Second, if you are an executive, manager, supervisor, officer, minister, teacher, or anyone with others in your care, and you want to create an environment in which individuals hold themselves personally accountable for doing the right thing, you need to understand the underlying, shaping forces working against this in order to transform those forces.

Third, you are not only your professional role. You are a whole person. I am writing to the whole person. You may have, or expect to have children, or you may be an aunt or uncle, a mentor, a coach, or otherwise a steward of the next generation. How are those children being raised? Will the meta-messages they are getting in the current system equip them to be strong adults who can take difficult stands and to be strong citizens who can protect the values of our culture? You cannot “outsource” their moral development to the formal education process or even to the religious education process. You are part of their moral development, and you are their advocate in the system to which you entrust their development.

I am asking you to join me in an inquiry. We will:

♦ Look at the cultural forces that implicitly and explicitly value obedience over the higher level skill of discerning when it is and is not right to obey

♦ Glean scarce but useful lessons from education and training that support knowing when and how to intelligently disobey

♦ Examine critical research on reducing the pressure for individuals to conform and obey when they should not

♦ Look at cautionary examples of individuals who obeyed when they should not have and the price they paid for doing so

♦ Learn from uplifting examples of individuals who did the right thing when told to do the wrong thing

♦ Meet wise and accomplished leaders who have developed the capacity to do the right thing in those whom they serve

♦ Consider how the attributes of Intelligent Disobedience are central to a culture that values accountability, human dignity, and creative innovation

This book will flow among different levels of our lives—our work lives, our education lives, our home lives, back to our work lives. Understanding appropriate obedience and Intelligent Disobedience at each level will reinforce our capacity to create the right balance between these at the other levels. Throughout the journey, the image of the guide dog will accompany us, utterly devoted to obeying when doing so serves the common good and to disobeying when doing so prevents avoidable harm. We will look closely at the “secret sauce” that goes into guide dog training and distill what of this can be transferred to human development and cultural change.

There is one cautionary note I must make, though I find doing so painful. In the United States, and undoubtedly in other countries, the dominant culture is given more leeway to disobey than are others. As we have seen far too often in the United States, when people of color, and especially young men of color, even hesitate momentarily to obey, they can pay a very steep price at the hands of those with authority, especially when that authority is armed. I caution anyone reading this book to be mindful of unwritten cultural norms and factor those into your decisions on when to obey and when and how to intelligently disobey.

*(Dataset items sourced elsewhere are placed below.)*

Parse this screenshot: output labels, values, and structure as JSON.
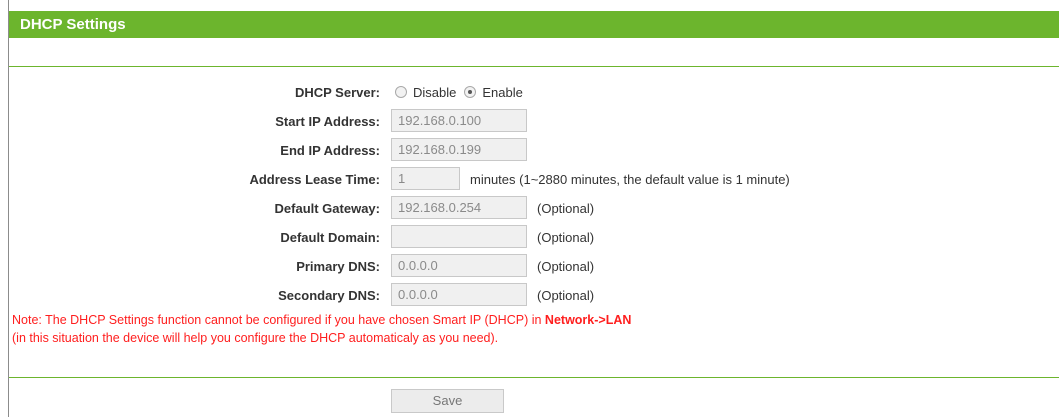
{
  "header": {
    "title": "DHCP Settings"
  },
  "dhcp_server": {
    "label": "DHCP Server:",
    "options": [
      {
        "label": "Disable",
        "selected": false
      },
      {
        "label": "Enable",
        "selected": true
      }
    ]
  },
  "fields": {
    "start_ip": {
      "label": "Start IP Address:",
      "value": "192.168.0.100"
    },
    "end_ip": {
      "label": "End IP Address:",
      "value": "192.168.0.199"
    },
    "lease_time": {
      "label": "Address Lease Time:",
      "value": "1",
      "hint": "minutes (1~2880 minutes, the default value is 1 minute)"
    },
    "gateway": {
      "label": "Default Gateway:",
      "value": "192.168.0.254",
      "suffix": "(Optional)"
    },
    "domain": {
      "label": "Default Domain:",
      "value": "",
      "suffix": "(Optional)"
    },
    "primary_dns": {
      "label": "Primary DNS:",
      "value": "0.0.0.0",
      "suffix": "(Optional)"
    },
    "secondary_dns": {
      "label": "Secondary DNS:",
      "value": "0.0.0.0",
      "suffix": "(Optional)"
    }
  },
  "note": {
    "line1_prefix": "Note: The DHCP Settings function cannot be configured if you have chosen Smart IP (DHCP) in ",
    "line1_link": "Network->LAN",
    "line2": "(in this situation the device will help you configure the DHCP automaticaly as you need)."
  },
  "save_label": "Save",
  "colors": {
    "header_bg": "#6cb52d",
    "note_text": "#ff1e1e"
  }
}
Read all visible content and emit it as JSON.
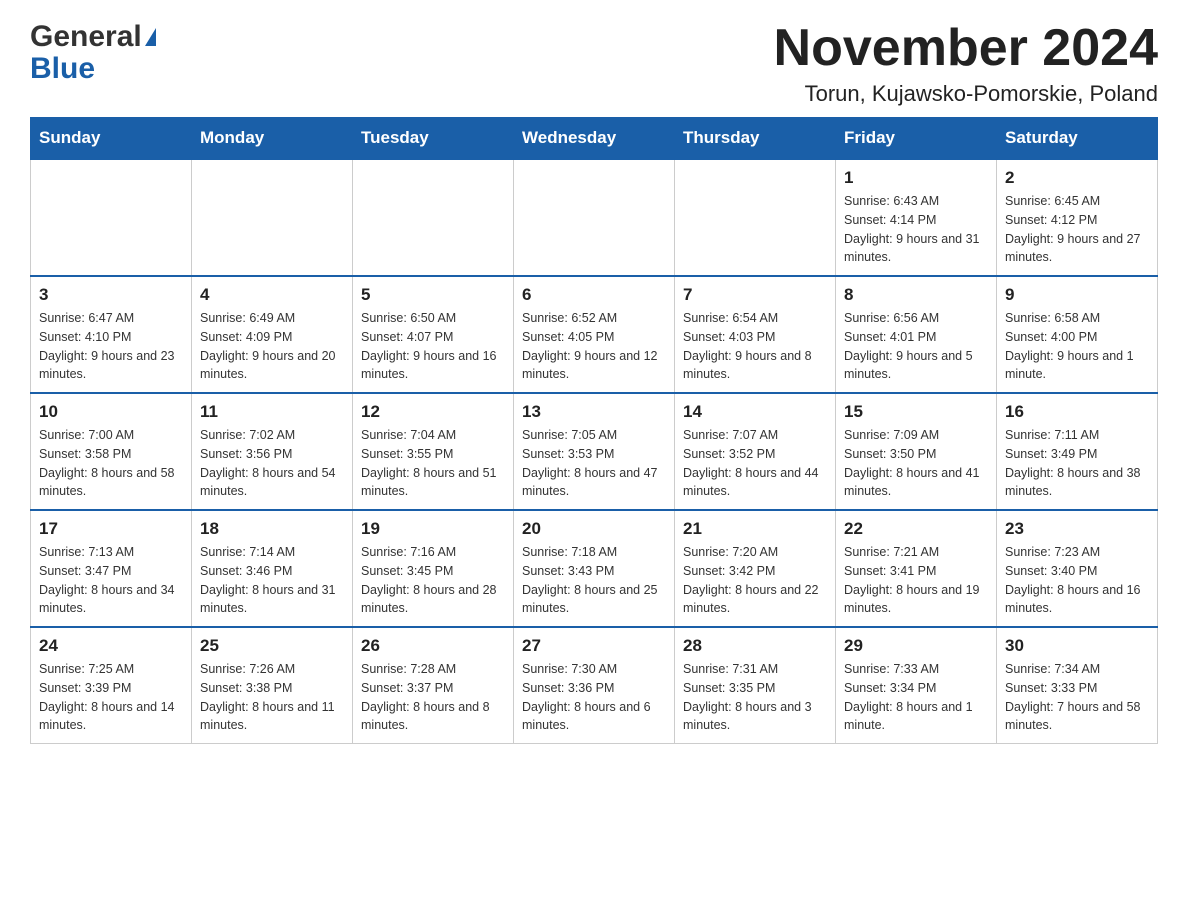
{
  "header": {
    "logo_general": "General",
    "logo_blue": "Blue",
    "month_title": "November 2024",
    "location": "Torun, Kujawsko-Pomorskie, Poland"
  },
  "days_of_week": [
    "Sunday",
    "Monday",
    "Tuesday",
    "Wednesday",
    "Thursday",
    "Friday",
    "Saturday"
  ],
  "weeks": [
    {
      "days": [
        {
          "number": "",
          "info": "",
          "empty": true
        },
        {
          "number": "",
          "info": "",
          "empty": true
        },
        {
          "number": "",
          "info": "",
          "empty": true
        },
        {
          "number": "",
          "info": "",
          "empty": true
        },
        {
          "number": "",
          "info": "",
          "empty": true
        },
        {
          "number": "1",
          "info": "Sunrise: 6:43 AM\nSunset: 4:14 PM\nDaylight: 9 hours and 31 minutes."
        },
        {
          "number": "2",
          "info": "Sunrise: 6:45 AM\nSunset: 4:12 PM\nDaylight: 9 hours and 27 minutes."
        }
      ]
    },
    {
      "days": [
        {
          "number": "3",
          "info": "Sunrise: 6:47 AM\nSunset: 4:10 PM\nDaylight: 9 hours and 23 minutes."
        },
        {
          "number": "4",
          "info": "Sunrise: 6:49 AM\nSunset: 4:09 PM\nDaylight: 9 hours and 20 minutes."
        },
        {
          "number": "5",
          "info": "Sunrise: 6:50 AM\nSunset: 4:07 PM\nDaylight: 9 hours and 16 minutes."
        },
        {
          "number": "6",
          "info": "Sunrise: 6:52 AM\nSunset: 4:05 PM\nDaylight: 9 hours and 12 minutes."
        },
        {
          "number": "7",
          "info": "Sunrise: 6:54 AM\nSunset: 4:03 PM\nDaylight: 9 hours and 8 minutes."
        },
        {
          "number": "8",
          "info": "Sunrise: 6:56 AM\nSunset: 4:01 PM\nDaylight: 9 hours and 5 minutes."
        },
        {
          "number": "9",
          "info": "Sunrise: 6:58 AM\nSunset: 4:00 PM\nDaylight: 9 hours and 1 minute."
        }
      ]
    },
    {
      "days": [
        {
          "number": "10",
          "info": "Sunrise: 7:00 AM\nSunset: 3:58 PM\nDaylight: 8 hours and 58 minutes."
        },
        {
          "number": "11",
          "info": "Sunrise: 7:02 AM\nSunset: 3:56 PM\nDaylight: 8 hours and 54 minutes."
        },
        {
          "number": "12",
          "info": "Sunrise: 7:04 AM\nSunset: 3:55 PM\nDaylight: 8 hours and 51 minutes."
        },
        {
          "number": "13",
          "info": "Sunrise: 7:05 AM\nSunset: 3:53 PM\nDaylight: 8 hours and 47 minutes."
        },
        {
          "number": "14",
          "info": "Sunrise: 7:07 AM\nSunset: 3:52 PM\nDaylight: 8 hours and 44 minutes."
        },
        {
          "number": "15",
          "info": "Sunrise: 7:09 AM\nSunset: 3:50 PM\nDaylight: 8 hours and 41 minutes."
        },
        {
          "number": "16",
          "info": "Sunrise: 7:11 AM\nSunset: 3:49 PM\nDaylight: 8 hours and 38 minutes."
        }
      ]
    },
    {
      "days": [
        {
          "number": "17",
          "info": "Sunrise: 7:13 AM\nSunset: 3:47 PM\nDaylight: 8 hours and 34 minutes."
        },
        {
          "number": "18",
          "info": "Sunrise: 7:14 AM\nSunset: 3:46 PM\nDaylight: 8 hours and 31 minutes."
        },
        {
          "number": "19",
          "info": "Sunrise: 7:16 AM\nSunset: 3:45 PM\nDaylight: 8 hours and 28 minutes."
        },
        {
          "number": "20",
          "info": "Sunrise: 7:18 AM\nSunset: 3:43 PM\nDaylight: 8 hours and 25 minutes."
        },
        {
          "number": "21",
          "info": "Sunrise: 7:20 AM\nSunset: 3:42 PM\nDaylight: 8 hours and 22 minutes."
        },
        {
          "number": "22",
          "info": "Sunrise: 7:21 AM\nSunset: 3:41 PM\nDaylight: 8 hours and 19 minutes."
        },
        {
          "number": "23",
          "info": "Sunrise: 7:23 AM\nSunset: 3:40 PM\nDaylight: 8 hours and 16 minutes."
        }
      ]
    },
    {
      "days": [
        {
          "number": "24",
          "info": "Sunrise: 7:25 AM\nSunset: 3:39 PM\nDaylight: 8 hours and 14 minutes."
        },
        {
          "number": "25",
          "info": "Sunrise: 7:26 AM\nSunset: 3:38 PM\nDaylight: 8 hours and 11 minutes."
        },
        {
          "number": "26",
          "info": "Sunrise: 7:28 AM\nSunset: 3:37 PM\nDaylight: 8 hours and 8 minutes."
        },
        {
          "number": "27",
          "info": "Sunrise: 7:30 AM\nSunset: 3:36 PM\nDaylight: 8 hours and 6 minutes."
        },
        {
          "number": "28",
          "info": "Sunrise: 7:31 AM\nSunset: 3:35 PM\nDaylight: 8 hours and 3 minutes."
        },
        {
          "number": "29",
          "info": "Sunrise: 7:33 AM\nSunset: 3:34 PM\nDaylight: 8 hours and 1 minute."
        },
        {
          "number": "30",
          "info": "Sunrise: 7:34 AM\nSunset: 3:33 PM\nDaylight: 7 hours and 58 minutes."
        }
      ]
    }
  ]
}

Although this book explores the social roots of obedience, it is primarily a book intended for application. I am not generally a fan of distilling complex dynamics to actionable bullet points. I have nevertheless done so at the end of each chapter to aid application. In many of the chapters, the research and lessons examined contain too many riches to easily retain in one reading. Rather than risk letting them be lost, I chose to risk oversimplifying them. The task falls to you to integrate these summaries meaningfully into your thinking and actions.

You now have a map for the journey you will be taking from the workplace to the school room to the dinner table, back to the workplace, and ultimately to the responsibilities of a free citizenry. Let’s start the inquiry by looking at a concrete example. It is critical to take this material out of the theoretical and the ideal into the hard realities of the world in which they play out—in other words into your world.